In the final scene, as I'm sure you remember, the other children gather round Charlie's little tree, remove the decorations from Snoopy's house, and "create" a fuller expression of a Christmas Tree. Linus says, "Maybe it just needs a little love," and then he wraps its trunk in his most prized possession, his blanket. It's the Gift of the Magi, and his action takes him beyond merely restating the Christmas story to enacting it. If we take the scrawny tree to represent Charlie Brown, the one kid who stands apart from all the rest, who, despite his best efforts, never seems to attain social acceptability, Linus' "diagnosis" takes us to the heart of the story.

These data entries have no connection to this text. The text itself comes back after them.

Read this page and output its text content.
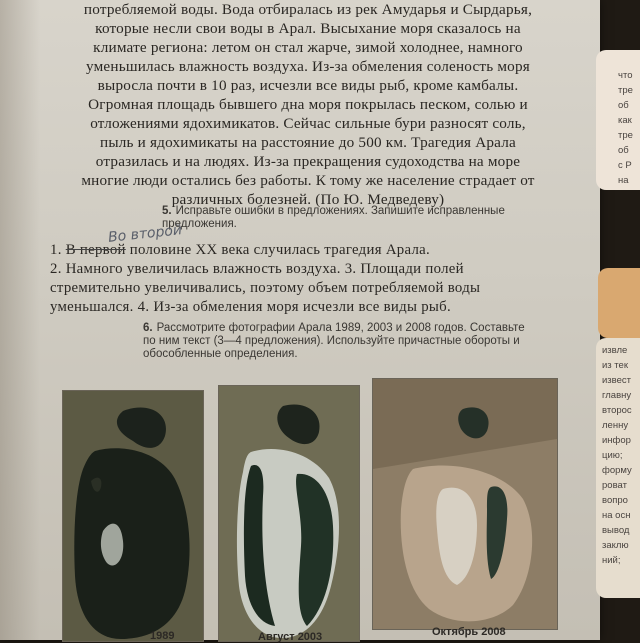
потребляемой воды. Вода отбиралась из рек Амударья и Сырдарья,
которые несли свои воды в Арал. Высыхание моря сказалось на
климате региона: летом он стал жарче, зимой холоднее, намного
уменьшилась влажность воздуха. Из-за обмеления соленость моря
выросла почти в 10 раз, исчезли все виды рыб, кроме камбалы.
Огромная площадь бывшего дна моря покрылась песком, солью и
отложениями ядохимикатов. Сейчас сильные бури разносят соль,
пыль и ядохимикаты на расстояние до 500 км. Трагедия Арала
отразилась и на людях. Из-за прекращения судоходства на море
многие люди остались без работы. К тому же население страдает от
различных болезней. (По Ю. Медведеву)
5. Исправьте ошибки в предложениях. Запишите исправленные
предложения.
Во второй
1. В первой половине XX века случилась трагедия Арала.
2. Намного увеличилась влажность воздуха. 3. Площади полей
стремительно увеличивались, поэтому объем потребляемой воды
уменьшался. 4. Из-за обмеления моря исчезли все виды рыб.
6. Рассмотрите фотографии Арала 1989, 2003 и 2008 годов. Составьте
по ним текст (3—4 предложения). Используйте причастные обороты и
обособленные определения.
1989	Август 2003	Октябрь 2008
что
тре
об
как
тре
об
с Р
на
извле
из тек
извест
главну
второс
ленну
инфор
цию;
форму
роват
вопро
на осн
вывод
заклю
ний;
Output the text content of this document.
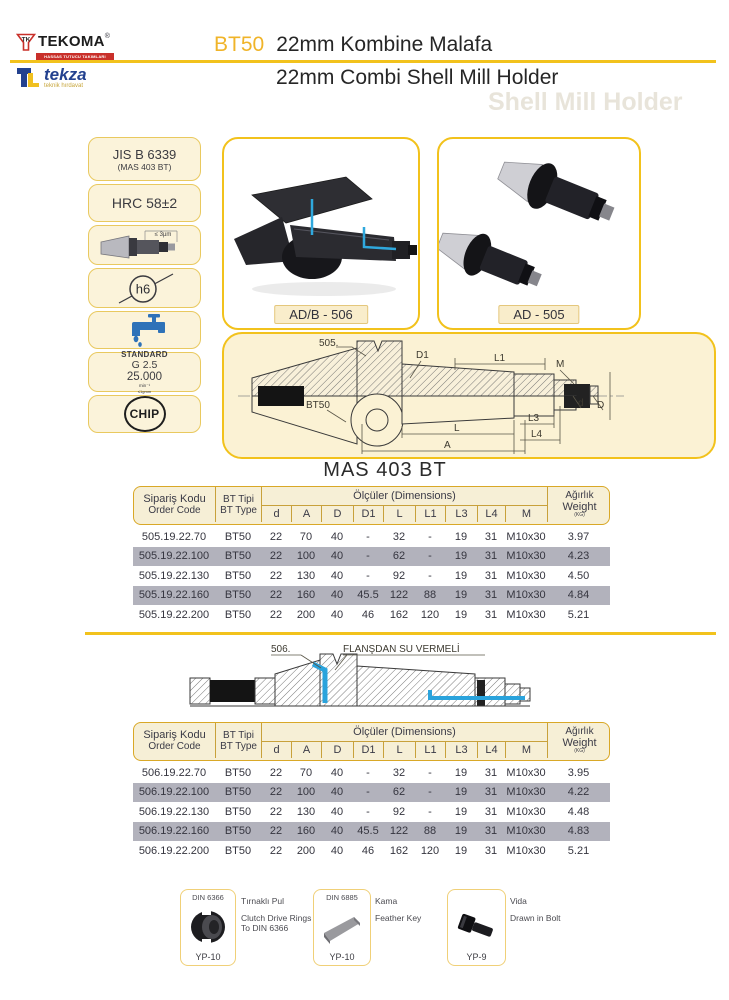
TK TEKOMA®
HASSAS TUTUCU TAKIMLARI
tekza
teknik hırdavat
BT50 22mm Kombine Malafa
Shell Mill Holder
22mm Combi Shell Mill Holder
JIS B 6339
(MAS 403 BT)
HRC 58±2
≤ 3µm
h6
STANDARD
G 2.5
25.000
min⁻¹
≤1gmm
CHIP
AD/B - 506	AD - 505
505.
D1	L1
M
d D
BT50
L
A
L3
L4
MAS 403 BT
Sipariş Kodu
Order Code
BT Tipi
BT Type
Ölçüler (Dimensions)
d	A	D	D1	L	L1	L3	L4	M
Ağırlık
Weight
(KG)
505.19.22.70	BT50	22	70	40	-	32	-	19	31 M10x30	3.97
505.19.22.100	BT50	22	100	40	-	62	-	19	31 M10x30	4.23
505.19.22.130	BT50	22	130	40	-	92	-	19	31 M10x30	4.50
505.19.22.160	BT50	22	160	40	45.5	122	88	19	31 M10x30	4.84
505.19.22.200	BT50	22	200	40	46	162	120	19	31 M10x30	5.21
506.	FLANŞDAN SU VERMELİ
Sipariş Kodu
Order Code
BT Tipi
BT Type
Ölçüler (Dimensions)
d	A	D	D1	L	L1	L3	L4	M
Ağırlık
Weight
(KG)
506.19.22.70	BT50	22	70	40	-	32	-	19	31 M10x30	3.95
506.19.22.100	BT50	22	100	40	-	62	-	19	31 M10x30	4.22
506.19.22.130	BT50	22	130	40	-	92	-	19	31 M10x30	4.48
506.19.22.160	BT50	22	160	40	45.5	122	88	19	31 M10x30	4.83
506.19.22.200	BT50	22	200	40	46	162	120	19	31 M10x30	5.21
DIN 6366
YP-10
Tırnaklı Pul
Clutch Drive Rings
To DIN 6366
DIN 6885
YP-10
Kama
Feather Key
YP-9
Vida
Drawn in Bolt
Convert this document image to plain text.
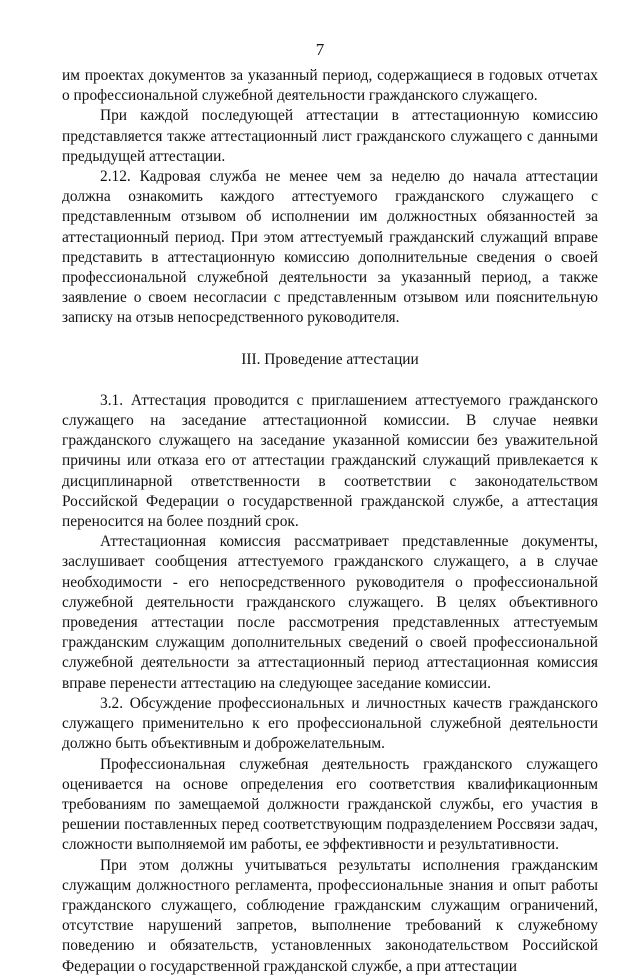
7

им проектах документов за указанный период, содержащиеся в годовых отчетах о профессиональной служебной деятельности гражданского служащего.

При каждой последующей аттестации в аттестационную комиссию представляется также аттестационный лист гражданского служащего с данными предыдущей аттестации.

2.12. Кадровая служба не менее чем за неделю до начала аттестации должна ознакомить каждого аттестуемого гражданского служащего с представленным отзывом об исполнении им должностных обязанностей за аттестационный период. При этом аттестуемый гражданский служащий вправе представить в аттестационную комиссию дополнительные сведения о своей профессиональной служебной деятельности за указанный период, а также заявление о своем несогласии с представленным отзывом или пояснительную записку на отзыв непосредственного руководителя.

III. Проведение аттестации

3.1. Аттестация проводится с приглашением аттестуемого гражданского служащего на заседание аттестационной комиссии. В случае неявки гражданского служащего на заседание указанной комиссии без уважительной причины или отказа его от аттестации гражданский служащий привлекается к дисциплинарной ответственности в соответствии с законодательством Российской Федерации о государственной гражданской службе, а аттестация переносится на более поздний срок.

Аттестационная комиссия рассматривает представленные документы, заслушивает сообщения аттестуемого гражданского служащего, а в случае необходимости - его непосредственного руководителя о профессиональной служебной деятельности гражданского служащего. В целях объективного проведения аттестации после рассмотрения представленных аттестуемым гражданским служащим дополнительных сведений о своей профессиональной служебной деятельности за аттестационный период аттестационная комиссия вправе перенести аттестацию на следующее заседание комиссии.

3.2. Обсуждение профессиональных и личностных качеств гражданского служащего применительно к его профессиональной служебной деятельности должно быть объективным и доброжелательным.

Профессиональная служебная деятельность гражданского служащего оценивается на основе определения его соответствия квалификационным требованиям по замещаемой должности гражданской службы, его участия в решении поставленных перед соответствующим подразделением Россвязи задач, сложности выполняемой им работы, ее эффективности и результативности.

При этом должны учитываться результаты исполнения гражданским служащим должностного регламента, профессиональные знания и опыт работы гражданского служащего, соблюдение гражданским служащим ограничений, отсутствие нарушений запретов, выполнение требований к служебному поведению и обязательств, установленных законодательством Российской Федерации о государственной гражданской службе, а при аттестации
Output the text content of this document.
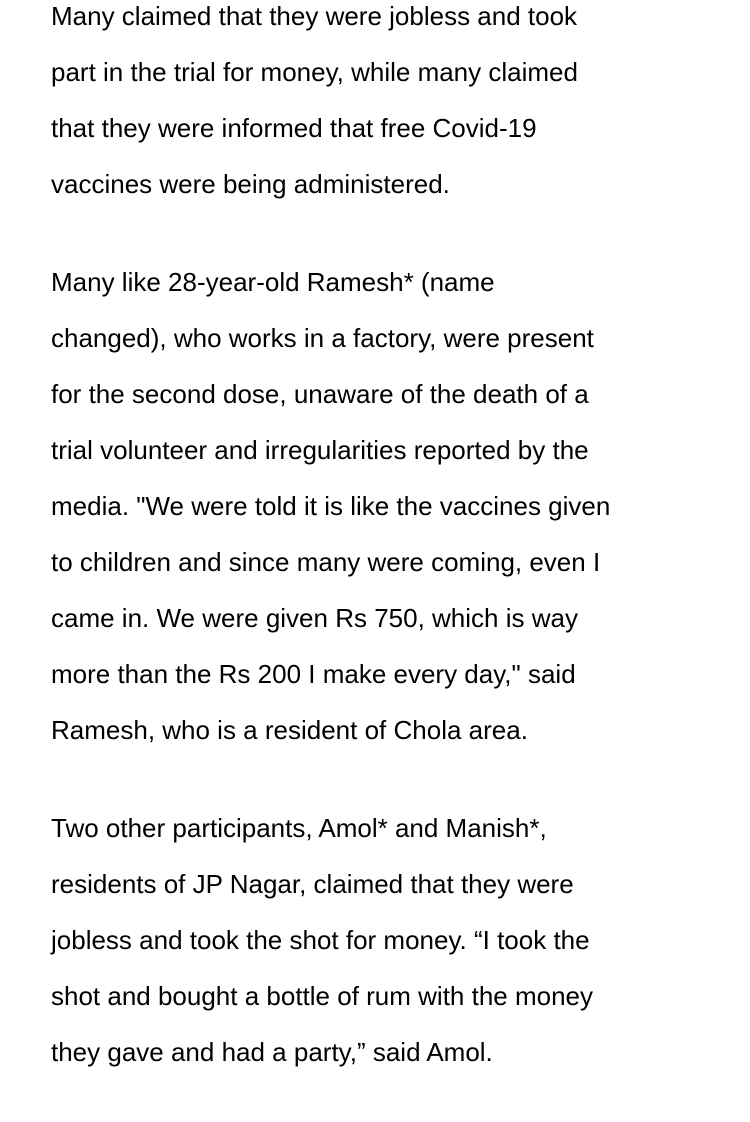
Many claimed that they were jobless and took
part in the trial for money, while many claimed
that they were informed that free Covid-19
vaccines were being administered.

Many like 28-year-old Ramesh* (name
changed), who works in a factory, were present
for the second dose, unaware of the death of a
trial volunteer and irregularities reported by the
media. "We were told it is like the vaccines given
to children and since many were coming, even I
came in. We were given Rs 750, which is way
more than the Rs 200 I make every day," said
Ramesh, who is a resident of Chola area.

Two other participants, Amol* and Manish*,
residents of JP Nagar, claimed that they were
jobless and took the shot for money. “I took the
shot and bought a bottle of rum with the money
they gave and had a party,” said Amol.
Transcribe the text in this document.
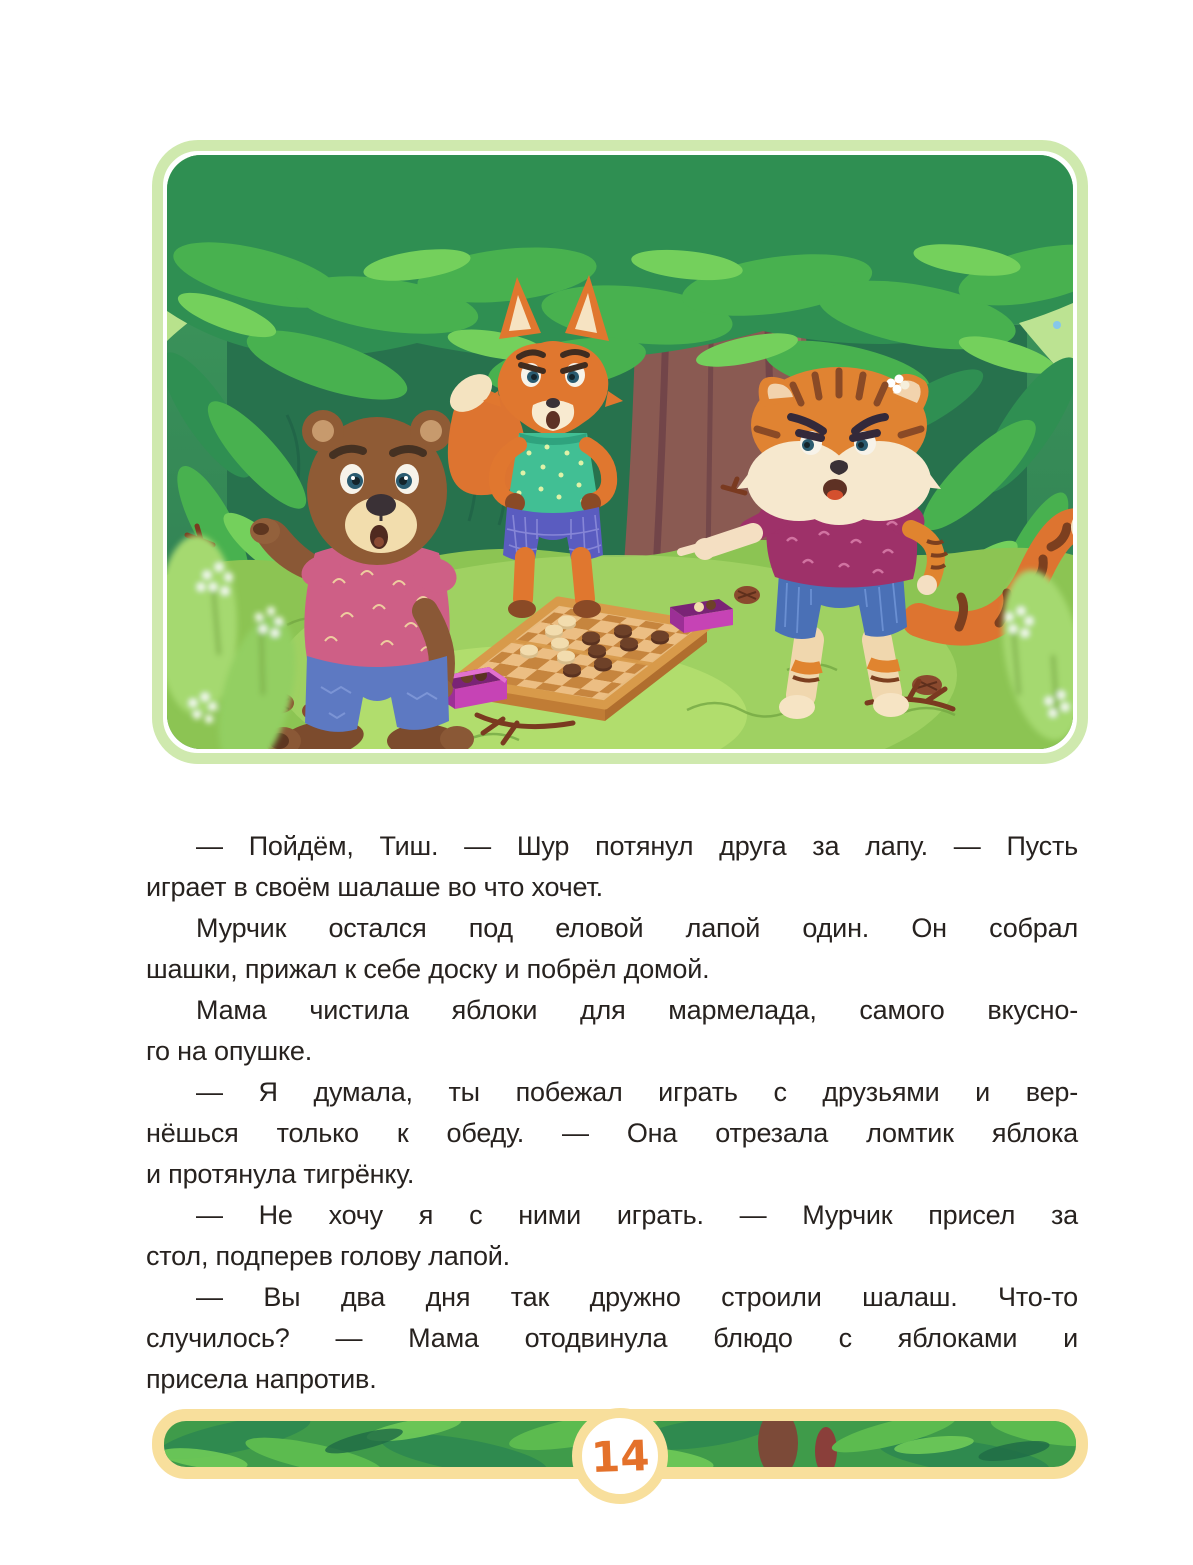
— Пойдём, Тиш. — Шур потянул друга за лапу. — Пусть
играет в своём шалаше во что хочет.
Мурчик остался под еловой лапой один. Он собрал
шашки, прижал к себе доску и побрёл домой.
Мама чистила яблоки для мармелада, самого вкусно-
го на опушке.
— Я думала, ты побежал играть с друзьями и вер-
нёшься только к обеду. — Она отрезала ломтик яблока
и протянула тигрёнку.
— Не хочу я с ними играть. — Мурчик присел за
стол, подперев голову лапой.
— Вы два дня так дружно строили шалаш. Что-то
случилось? — Мама отодвинула блюдо с яблоками и
присела напротив.
14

Charlie doesn't need involvement. Like his little tree, he needs love, but he doesn't know it yet. Determined to not allow commercialism to ruin his Christmas, he places a decoration on the tree, it falls over with the weight, and he accuses himself of being incapable of doing anything of value. Charlie is still held captive by his feelings of being unacceptable. He needs what we all do, to experience appreciation for his unique perspective and contributions. He needs the affirmation of his community. He needs to hear, "Merry Christmas, Charlie Brown," in order to raise his voice in the chorus of others without shame.
Charlie Brown is us. Not just the disadvantaged or disabled, the elderly or children, but all of us. He is the voice within that says, "see me, feel me, touch me, heal me." John Lennon and, by the way, Dr. Bob Z from Pink Hats, are right. All you need is love.